The current research contributes to our understanding of risk factors for alcohol problems; however, results should be interpreted in light of some limitations. First, the sample included only individuals who were between 21 and 29 years old, so generalizing these findings to adolescents and older adults with ADHD may not be appropriate. Second, participants who reported symptoms of alcohol dependence were excluded from participation. It is likely that cognitive determinants of drinking behavior differ in individuals with alcohol dependence, and generalizing our findings to this group may not be appropriate. Third, our diagnostic strategy may have been strengthened by the inclusion of a clinical interview and informant report questionnaires to substantiate the self-report symptom inventories. Fourth, there is a possibility that medication carryover effects influenced attentional bias of participants who took their ADHD medication the day before testing. However, our 24 hour washout period is consistent with other studies involving medicated adults with ADHD (e.g., Lovejoy et al., 1999; Nigg, Butler, Huang-Pollock, & Henderson, 2002) and based on the medication pharmacokinetics probably allowed sufficient time to prevent the influence of any residual drug metabolites at the time of testing (Patrick & Markowitz, 1997). Finally, attentional bias in the ADHD group may have been influenced by their prior treatment with stimulant medication. Participation in the ADHD group was limited to diagnosed adults who were prescribed ADHD medication. There is some evidence that previous exposure to d-amphetamine increases abuse potential of alcohol. Long-term d-amphetamine exposure increases ad libitum alcohol consumption in rats (Fahlke, Hansen, Engel, & Hard, 1994). A similar pattern has been shown in human adults: Moderate drinkers worked for more d-amphetamine and reported significantly greater subjective effects than did light drinkers (Stanley, Poole, Stoops, & Rush, 2011).
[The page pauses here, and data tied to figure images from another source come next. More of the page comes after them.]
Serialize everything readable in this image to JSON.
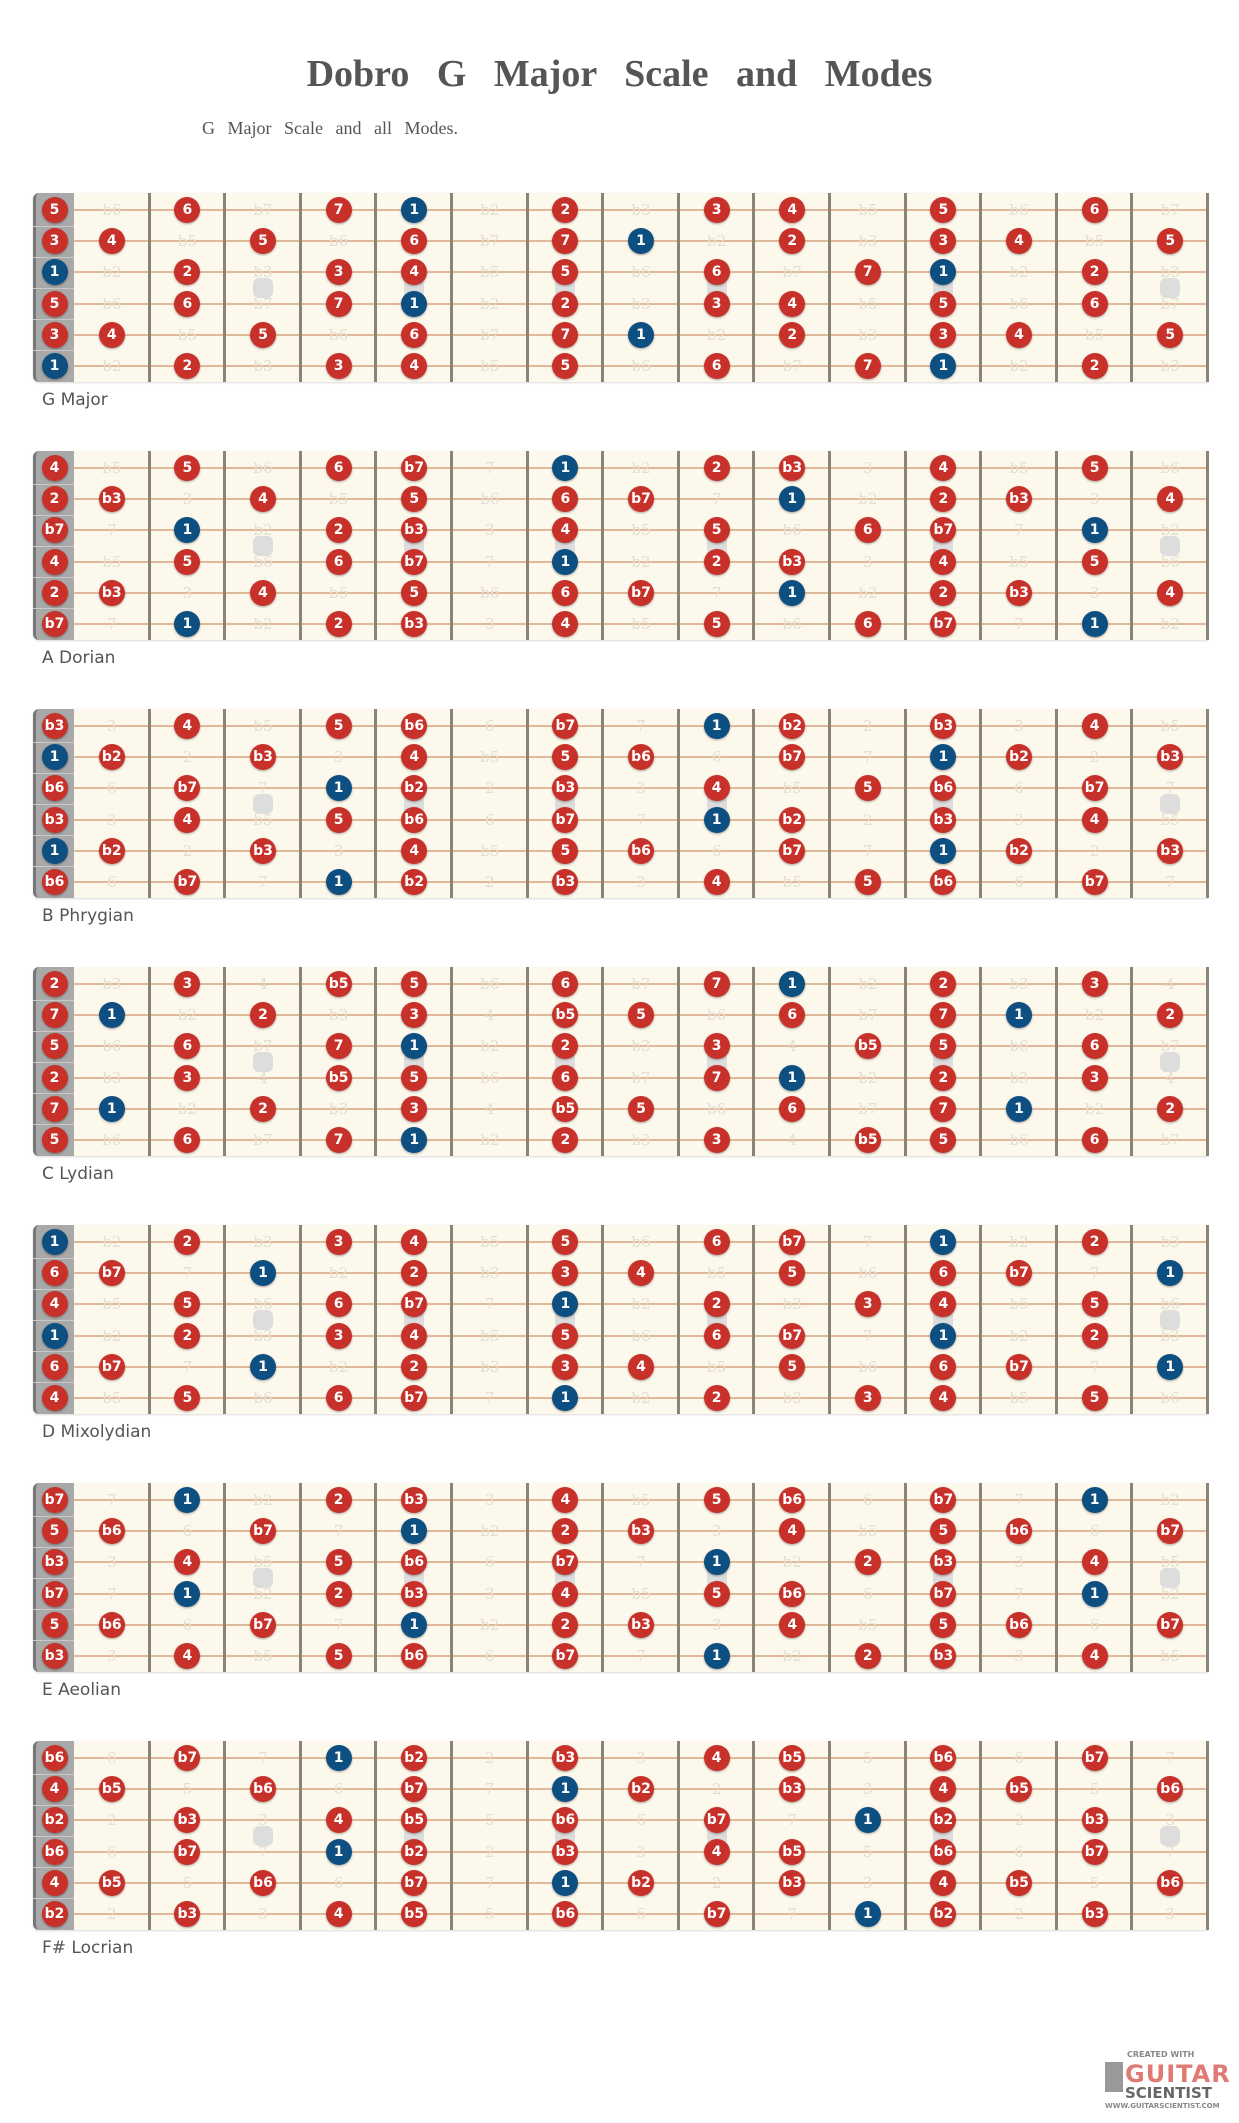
{
  "title": "Dobro G Major Scale and Modes",
  "subtitle": "G Major Scale and all Modes.",
  "colors": {
    "scale_note": "#c8302a",
    "root_note": "#0d4f80",
    "outside_note": "#e3ddd2",
    "fretboard": "#fdf8ec",
    "nut": "#a9a9a9"
  },
  "root_label": "1",
  "inlay_frets": [
    3,
    5,
    7,
    9,
    12,
    15
  ],
  "diagrams": [
    {
      "name": "G Major",
      "scale": [
        "1",
        "2",
        "3",
        "4",
        "5",
        "6",
        "7"
      ],
      "rows": [
        [
          "5",
          "b6",
          "6",
          "b7",
          "7",
          "1",
          "b2",
          "2",
          "b3",
          "3",
          "4",
          "b5",
          "5",
          "b6",
          "6",
          "b7"
        ],
        [
          "3",
          "4",
          "b5",
          "5",
          "b6",
          "6",
          "b7",
          "7",
          "1",
          "b2",
          "2",
          "b3",
          "3",
          "4",
          "b5",
          "5"
        ],
        [
          "1",
          "b2",
          "2",
          "b3",
          "3",
          "4",
          "b5",
          "5",
          "b6",
          "6",
          "b7",
          "7",
          "1",
          "b2",
          "2",
          "b3"
        ],
        [
          "5",
          "b6",
          "6",
          "b7",
          "7",
          "1",
          "b2",
          "2",
          "b3",
          "3",
          "4",
          "b5",
          "5",
          "b6",
          "6",
          "b7"
        ],
        [
          "3",
          "4",
          "b5",
          "5",
          "b6",
          "6",
          "b7",
          "7",
          "1",
          "b2",
          "2",
          "b3",
          "3",
          "4",
          "b5",
          "5"
        ],
        [
          "1",
          "b2",
          "2",
          "b3",
          "3",
          "4",
          "b5",
          "5",
          "b6",
          "6",
          "b7",
          "7",
          "1",
          "b2",
          "2",
          "b3"
        ]
      ]
    },
    {
      "name": "A Dorian",
      "scale": [
        "1",
        "2",
        "b3",
        "4",
        "5",
        "6",
        "b7"
      ],
      "rows": [
        [
          "4",
          "b5",
          "5",
          "b6",
          "6",
          "b7",
          "7",
          "1",
          "b2",
          "2",
          "b3",
          "3",
          "4",
          "b5",
          "5",
          "b6"
        ],
        [
          "2",
          "b3",
          "3",
          "4",
          "b5",
          "5",
          "b6",
          "6",
          "b7",
          "7",
          "1",
          "b2",
          "2",
          "b3",
          "3",
          "4"
        ],
        [
          "b7",
          "7",
          "1",
          "b2",
          "2",
          "b3",
          "3",
          "4",
          "b5",
          "5",
          "b6",
          "6",
          "b7",
          "7",
          "1",
          "b2"
        ],
        [
          "4",
          "b5",
          "5",
          "b6",
          "6",
          "b7",
          "7",
          "1",
          "b2",
          "2",
          "b3",
          "3",
          "4",
          "b5",
          "5",
          "b6"
        ],
        [
          "2",
          "b3",
          "3",
          "4",
          "b5",
          "5",
          "b6",
          "6",
          "b7",
          "7",
          "1",
          "b2",
          "2",
          "b3",
          "3",
          "4"
        ],
        [
          "b7",
          "7",
          "1",
          "b2",
          "2",
          "b3",
          "3",
          "4",
          "b5",
          "5",
          "b6",
          "6",
          "b7",
          "7",
          "1",
          "b2"
        ]
      ]
    },
    {
      "name": "B Phrygian",
      "scale": [
        "1",
        "b2",
        "b3",
        "4",
        "5",
        "b6",
        "b7"
      ],
      "rows": [
        [
          "b3",
          "3",
          "4",
          "b5",
          "5",
          "b6",
          "6",
          "b7",
          "7",
          "1",
          "b2",
          "2",
          "b3",
          "3",
          "4",
          "b5"
        ],
        [
          "1",
          "b2",
          "2",
          "b3",
          "3",
          "4",
          "b5",
          "5",
          "b6",
          "6",
          "b7",
          "7",
          "1",
          "b2",
          "2",
          "b3"
        ],
        [
          "b6",
          "6",
          "b7",
          "7",
          "1",
          "b2",
          "2",
          "b3",
          "3",
          "4",
          "b5",
          "5",
          "b6",
          "6",
          "b7",
          "7"
        ],
        [
          "b3",
          "3",
          "4",
          "b5",
          "5",
          "b6",
          "6",
          "b7",
          "7",
          "1",
          "b2",
          "2",
          "b3",
          "3",
          "4",
          "b5"
        ],
        [
          "1",
          "b2",
          "2",
          "b3",
          "3",
          "4",
          "b5",
          "5",
          "b6",
          "6",
          "b7",
          "7",
          "1",
          "b2",
          "2",
          "b3"
        ],
        [
          "b6",
          "6",
          "b7",
          "7",
          "1",
          "b2",
          "2",
          "b3",
          "3",
          "4",
          "b5",
          "5",
          "b6",
          "6",
          "b7",
          "7"
        ]
      ]
    },
    {
      "name": "C Lydian",
      "scale": [
        "1",
        "2",
        "3",
        "b5",
        "5",
        "6",
        "7"
      ],
      "rows": [
        [
          "2",
          "b3",
          "3",
          "4",
          "b5",
          "5",
          "b6",
          "6",
          "b7",
          "7",
          "1",
          "b2",
          "2",
          "b3",
          "3",
          "4"
        ],
        [
          "7",
          "1",
          "b2",
          "2",
          "b3",
          "3",
          "4",
          "b5",
          "5",
          "b6",
          "6",
          "b7",
          "7",
          "1",
          "b2",
          "2"
        ],
        [
          "5",
          "b6",
          "6",
          "b7",
          "7",
          "1",
          "b2",
          "2",
          "b3",
          "3",
          "4",
          "b5",
          "5",
          "b6",
          "6",
          "b7"
        ],
        [
          "2",
          "b3",
          "3",
          "4",
          "b5",
          "5",
          "b6",
          "6",
          "b7",
          "7",
          "1",
          "b2",
          "2",
          "b3",
          "3",
          "4"
        ],
        [
          "7",
          "1",
          "b2",
          "2",
          "b3",
          "3",
          "4",
          "b5",
          "5",
          "b6",
          "6",
          "b7",
          "7",
          "1",
          "b2",
          "2"
        ],
        [
          "5",
          "b6",
          "6",
          "b7",
          "7",
          "1",
          "b2",
          "2",
          "b3",
          "3",
          "4",
          "b5",
          "5",
          "b6",
          "6",
          "b7"
        ]
      ]
    },
    {
      "name": "D Mixolydian",
      "scale": [
        "1",
        "2",
        "3",
        "4",
        "5",
        "6",
        "b7"
      ],
      "rows": [
        [
          "1",
          "b2",
          "2",
          "b3",
          "3",
          "4",
          "b5",
          "5",
          "b6",
          "6",
          "b7",
          "7",
          "1",
          "b2",
          "2",
          "b3"
        ],
        [
          "6",
          "b7",
          "7",
          "1",
          "b2",
          "2",
          "b3",
          "3",
          "4",
          "b5",
          "5",
          "b6",
          "6",
          "b7",
          "7",
          "1"
        ],
        [
          "4",
          "b5",
          "5",
          "b6",
          "6",
          "b7",
          "7",
          "1",
          "b2",
          "2",
          "b3",
          "3",
          "4",
          "b5",
          "5",
          "b6"
        ],
        [
          "1",
          "b2",
          "2",
          "b3",
          "3",
          "4",
          "b5",
          "5",
          "b6",
          "6",
          "b7",
          "7",
          "1",
          "b2",
          "2",
          "b3"
        ],
        [
          "6",
          "b7",
          "7",
          "1",
          "b2",
          "2",
          "b3",
          "3",
          "4",
          "b5",
          "5",
          "b6",
          "6",
          "b7",
          "7",
          "1"
        ],
        [
          "4",
          "b5",
          "5",
          "b6",
          "6",
          "b7",
          "7",
          "1",
          "b2",
          "2",
          "b3",
          "3",
          "4",
          "b5",
          "5",
          "b6"
        ]
      ]
    },
    {
      "name": "E Aeolian",
      "scale": [
        "1",
        "2",
        "b3",
        "4",
        "5",
        "b6",
        "b7"
      ],
      "rows": [
        [
          "b7",
          "7",
          "1",
          "b2",
          "2",
          "b3",
          "3",
          "4",
          "b5",
          "5",
          "b6",
          "6",
          "b7",
          "7",
          "1",
          "b2"
        ],
        [
          "5",
          "b6",
          "6",
          "b7",
          "7",
          "1",
          "b2",
          "2",
          "b3",
          "3",
          "4",
          "b5",
          "5",
          "b6",
          "6",
          "b7"
        ],
        [
          "b3",
          "3",
          "4",
          "b5",
          "5",
          "b6",
          "6",
          "b7",
          "7",
          "1",
          "b2",
          "2",
          "b3",
          "3",
          "4",
          "b5"
        ],
        [
          "b7",
          "7",
          "1",
          "b2",
          "2",
          "b3",
          "3",
          "4",
          "b5",
          "5",
          "b6",
          "6",
          "b7",
          "7",
          "1",
          "b2"
        ],
        [
          "5",
          "b6",
          "6",
          "b7",
          "7",
          "1",
          "b2",
          "2",
          "b3",
          "3",
          "4",
          "b5",
          "5",
          "b6",
          "6",
          "b7"
        ],
        [
          "b3",
          "3",
          "4",
          "b5",
          "5",
          "b6",
          "6",
          "b7",
          "7",
          "1",
          "b2",
          "2",
          "b3",
          "3",
          "4",
          "b5"
        ]
      ]
    },
    {
      "name": "F# Locrian",
      "scale": [
        "1",
        "b2",
        "b3",
        "4",
        "b5",
        "b6",
        "b7"
      ],
      "rows": [
        [
          "b6",
          "6",
          "b7",
          "7",
          "1",
          "b2",
          "2",
          "b3",
          "3",
          "4",
          "b5",
          "5",
          "b6",
          "6",
          "b7",
          "7"
        ],
        [
          "4",
          "b5",
          "5",
          "b6",
          "6",
          "b7",
          "7",
          "1",
          "b2",
          "2",
          "b3",
          "3",
          "4",
          "b5",
          "5",
          "b6"
        ],
        [
          "b2",
          "2",
          "b3",
          "3",
          "4",
          "b5",
          "5",
          "b6",
          "6",
          "b7",
          "7",
          "1",
          "b2",
          "2",
          "b3",
          "3"
        ],
        [
          "b6",
          "6",
          "b7",
          "7",
          "1",
          "b2",
          "2",
          "b3",
          "3",
          "4",
          "b5",
          "5",
          "b6",
          "6",
          "b7",
          "7"
        ],
        [
          "4",
          "b5",
          "5",
          "b6",
          "6",
          "b7",
          "7",
          "1",
          "b2",
          "2",
          "b3",
          "3",
          "4",
          "b5",
          "5",
          "b6"
        ],
        [
          "b2",
          "2",
          "b3",
          "3",
          "4",
          "b5",
          "5",
          "b6",
          "6",
          "b7",
          "7",
          "1",
          "b2",
          "2",
          "b3",
          "3"
        ]
      ]
    }
  ],
  "logo": {
    "created_with": "CREATED WITH",
    "line1": "GUITAR",
    "line2": "SCIENTIST",
    "url": "WWW.GUITARSCIENTIST.COM"
  }
}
Taken together, these studies provide evidence for cross-sensitization between alcohol and amphetamine. Determining the relative contributions of prior stimulant exposure and innate neurological differences to the alcohol-induced increases in attentional bias in the ADHD group will require additional research.

In sum, the current study provided evidence for alcohol-induced increases in attentional bias in adults with ADHD. This abnormal response to alcohol may contribute to the increased risk for developing alcohol related problems in this at-risk group. In examining factors placing adults with ADHD at increased risk to develop alcohol-related problems, prior literature has focused on sober-state abnormalities in this population (Groman et al., 2009). However, our results highlight group differences in acute drug effects as a factor placing adults with ADHD at higher risk for developing alcohol-related problems.

Acknowledgments

This research was supported by the NIAAA grants AA012895 and AA018274, and NIDA grant DA005312. These funding agencies had no role in this research other than financial support.

Footnotes

1

The finding that ADHD is associated with increased alcohol consumption was not replicated in our data; however, this effect has been shown in prior research (Molina & Pelham, 2003; Glass & Flory, in press). Our null findings here are likely due to the small sample size and our conservative method for screening out individuals at risk for substance abuse and dependence.

Each author contributed significantly to the preparation of this manuscript. Each author has read and approved the final manuscript.

Disclosures

The authors have no real or potential conflicts of interest to disclose.